Frau Weber, was für ein Gefühl war es, als sie erfuhren, dass Annette Dasch erkrankt ist und die Partie der Elsa nicht singen konnte?

Astrid Weber: Natürlich ist man als „Cover“ sehr aufgeregt und hofft auf seine Chance. Nach dem Anruf am Vortag, dass sich Frau Dasch nicht wohlfühlt, hatte ich eine ziemlich schlaflose Nacht. Aber dann hat man doch einiges zu tun, es gab nochmals eine Einweisung, eine kurze Verständigungsprobe mit den anderen Sängern, und auch am Kostüm war noch etwas zu ändern.

Wie haben der Dirigent Andris Nelsons und die Sängerkollegen reagiert?

Weber: Es ist für alle natürlich eine Herausforderung, eine neue Kollegin auf der Bühne zu haben. Auch wenn ich für diese Rolle vorab zwei Bühnen-Orchesterproben hatte. Aber es war einfach ein Traum, mit einem so tollen und lieben Kollegen wie Klaus Florian Vogt auf der Bühne zu stehen. Auch das ganze Ensemble und Andris Nelsons waren toll bemüht - das war eine ganz große Freude.

Kann man denn diese Situation genießen, während man auf der Bühne steht, oder geht das erst danach?

Weber: Natürlich ist man während der Vorstellung hoch konzentriert. Aber es gibt schon so besondere Momente, die man auf der Bühne genießt. Wenn zum Beispiel der Brautchor singt, und man kommt mit Klaus Florian Vogt als Lohengrin Hand in Hand auf Bühne, das ist einfach wunderschön. Es ist ja von jeher das Ziel als Sängerin, sobald man merkt, dass man die großen Wagner-Partien singen kann, einmal an diesem Ort im Bayreuther Festspielhaus aufzutreten. Ich habe das nun geschafft, mehr Glück geht nicht.

Was haben Sie empfunden, als Sie nach der Vorstellung vom Publikum heftig gefeiert wurden?

Weber: Der Beifall und die Bravos, als ich vor den Vorhang kam, wirkten wie ein Orkan. Das war ein Riesengefühl, das man gar nicht beschreiben kann.

Haben Sie nach Ihrem großen Erfolg schon Signale erhalten, dass man Sie für eine feste Partie bei den Bayreuther Festspielen engagieren will?

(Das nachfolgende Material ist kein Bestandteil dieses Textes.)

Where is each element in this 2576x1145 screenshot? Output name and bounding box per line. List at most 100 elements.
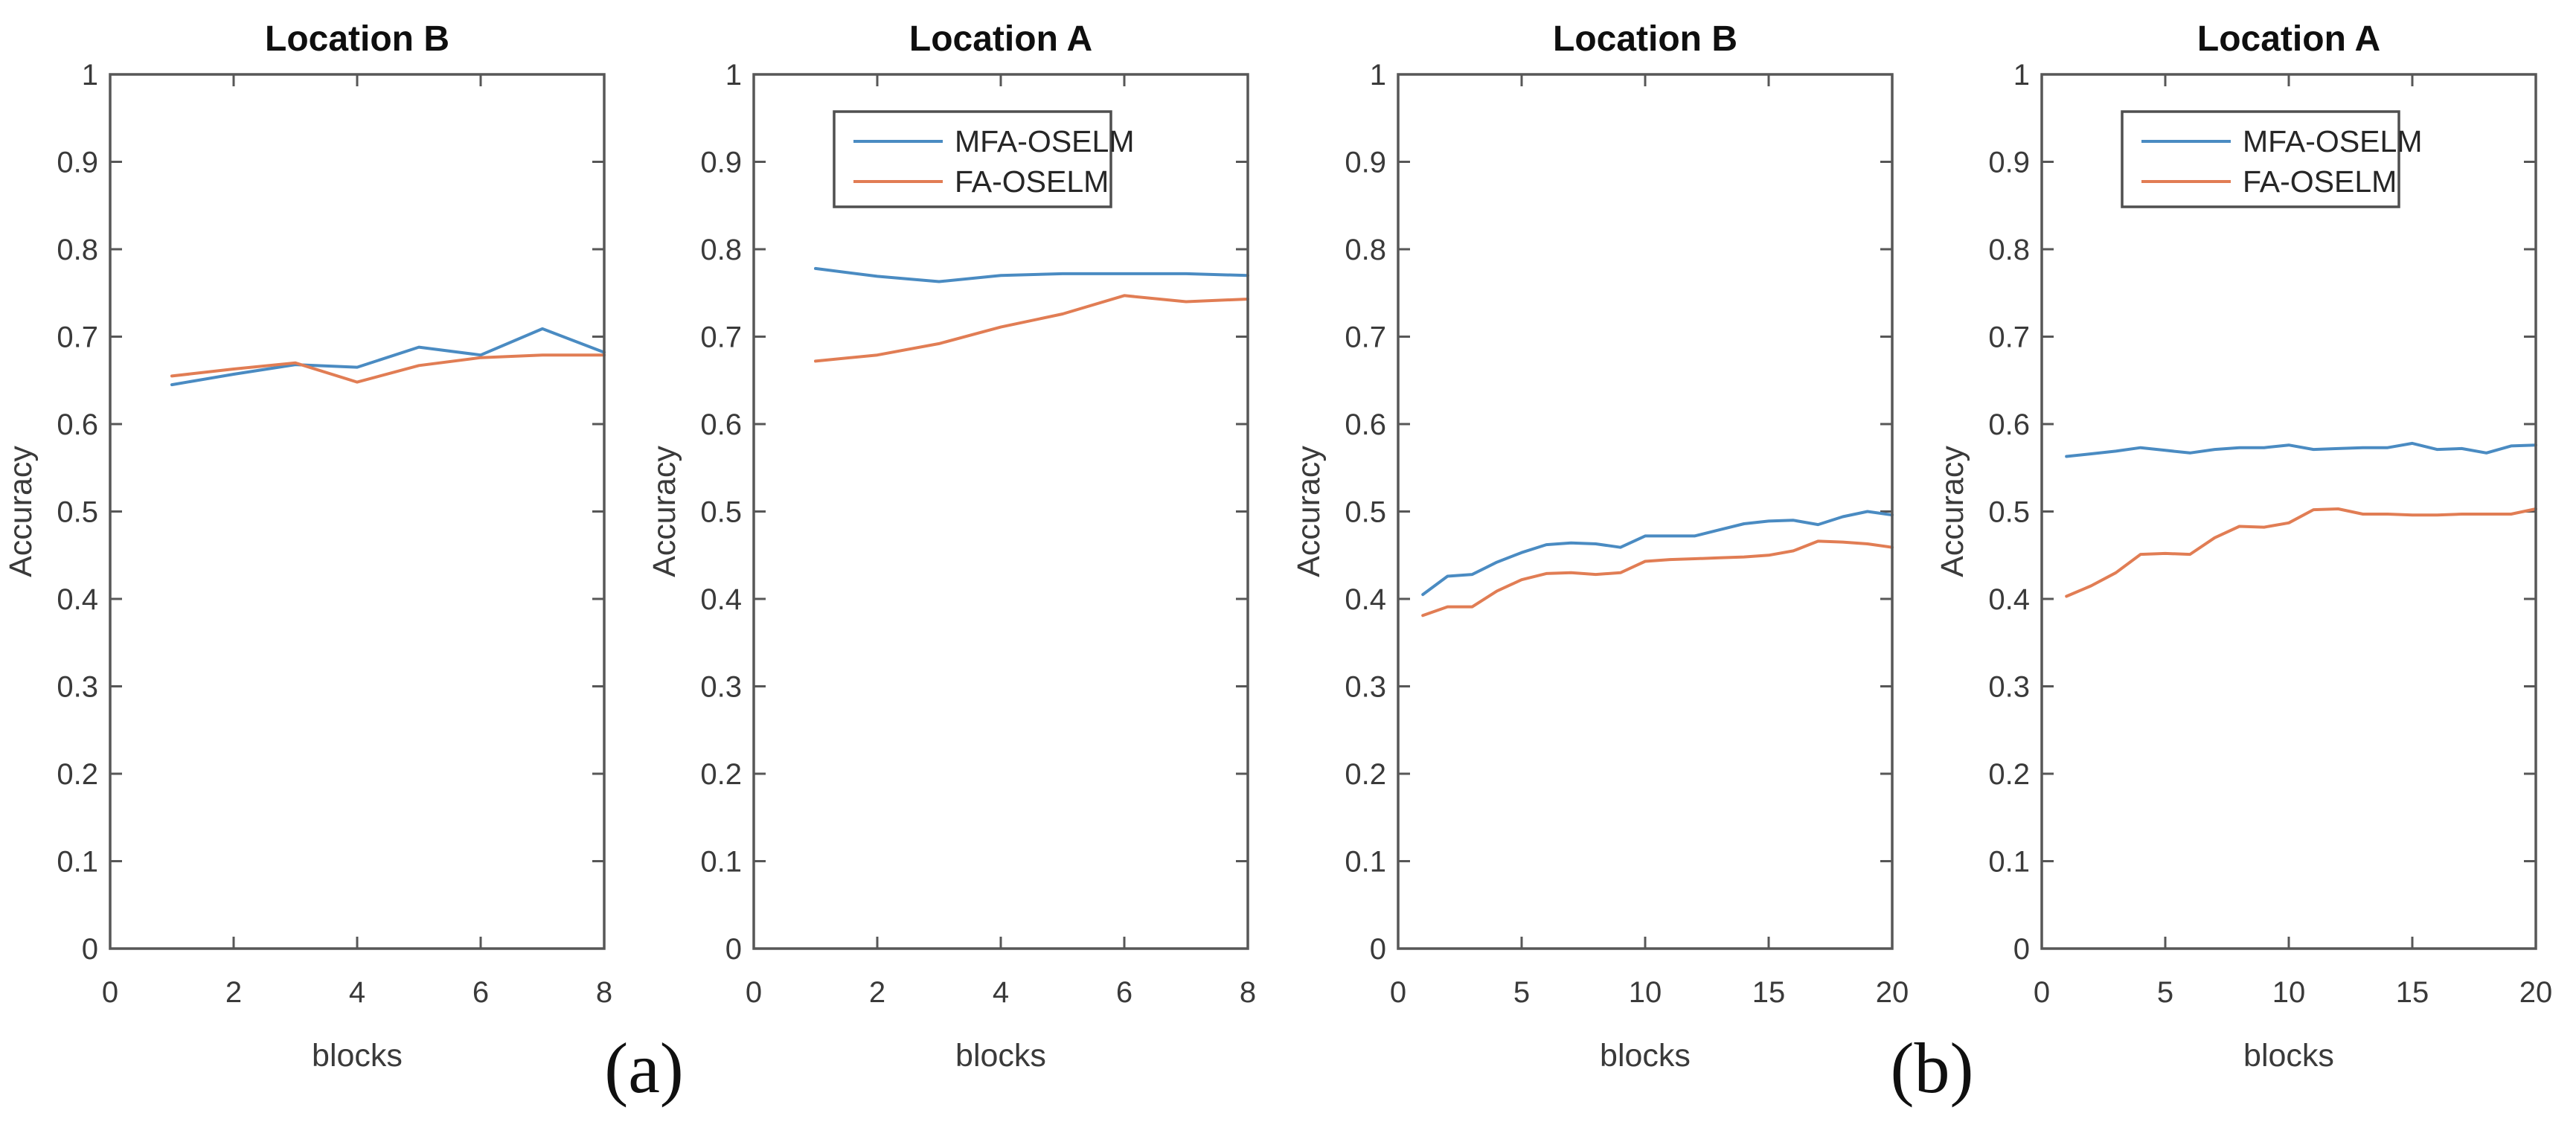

Weber: Nein, solche Signale habe ich nicht bekommen. Direkt nach der Vorstellung haben mir aber die beiden Wagner-Schwestern sehr gratuliert. Ich lasse mich nun einfach überraschen und freue mich über alles, was kommt. Im Übrigen sind die Festspiele ja noch nicht zu Ende. Es kommen noch zwölf Vorstellungen, bei denen ich möglicherweise gefragt bin.

Welche Wagner-Partien werden Sie als Nächstes singen?

Weber: Am 9. Oktober singe ich in Essen die Senta im „Fliegenden Holländer“.

Und wird man Sie auch in Kassel wieder auf der Opernbühne erleben können?

Weber: In der nächsten Spielzeit nicht. Aber wenn man mich danach ruft, bin ich natürlich immer bereit.